"Se eu fosse escrever sobre esse estudo, começaria contando que a mãe modelo 'raiz' de alguma maneira foi feita para viver mais", ouvi do cardiologista baiano Andrei Sposito, que no último final de semana me surpreendeu mandando um artigo quentinho, recém-publicado no Journal of the American Heart Association.

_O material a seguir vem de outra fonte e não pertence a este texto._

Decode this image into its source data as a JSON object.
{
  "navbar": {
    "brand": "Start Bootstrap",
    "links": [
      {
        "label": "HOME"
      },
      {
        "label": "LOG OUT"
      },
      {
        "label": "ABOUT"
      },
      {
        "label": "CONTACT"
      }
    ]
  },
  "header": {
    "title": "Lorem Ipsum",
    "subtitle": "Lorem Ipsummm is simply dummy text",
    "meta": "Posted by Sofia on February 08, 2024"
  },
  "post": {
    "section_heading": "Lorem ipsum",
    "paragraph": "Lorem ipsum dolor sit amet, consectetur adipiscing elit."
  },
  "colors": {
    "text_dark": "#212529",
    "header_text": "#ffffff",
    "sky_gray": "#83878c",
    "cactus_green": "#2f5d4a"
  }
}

Realizado por pesquisadores da Universidade de Innsbruck, na Áustria, o trabalho revela uma associação clara entre amamentar e um menor risco cardiovascular.
Os autores não estavam para brincadeira. Fizeram uma revisão sistemática e uma metanálise a partir de oito estudos anteriores parrudos que envolveram, no total, nada menos do que 1.192.700 mulheres com idade média de 51 anos quando a investigação começou.
Destas, cerca de 982 mil, ou 82%, tinham amamentado. Aliás, se a gente soma todo o período em que fizeram isso ao longo da vida, considerando que algumas tiveram mais de um filho, dá uma média de 15 meses.
Todas — as que amamentaram e as que não amamentaram — foram acompanhadas por pouco mais de uma década.
Nesse período, 54 mil dessas mulheres apresentaram doença cardiovascular, como aterosclerose. Mais de 26 mil chegaram a infartar. Quase 31 mil sofreram um acidente vascular cerebral, o AVC. E, infelizmente, perto de 11 mil morreram.
No entanto, o risco de qualquer um desses eventos acontecer sempre foi menor nas que aderiram ao aleitamento materno. Entre elas, a ameaça de ter uma doença coronariana se mostrou 14% menor. A de ter um AVC ficou 12% mais baixa. E a probabilidade de morrer por causa dele ou do coração, 17% menor.
Sposito achou que eu iria gostar de saber desses dados. Acertou em cheio. Principalmente pelo que o trabalho ensina nas entrelinhas. A lição, vou logo avisando, é do interesse de todos.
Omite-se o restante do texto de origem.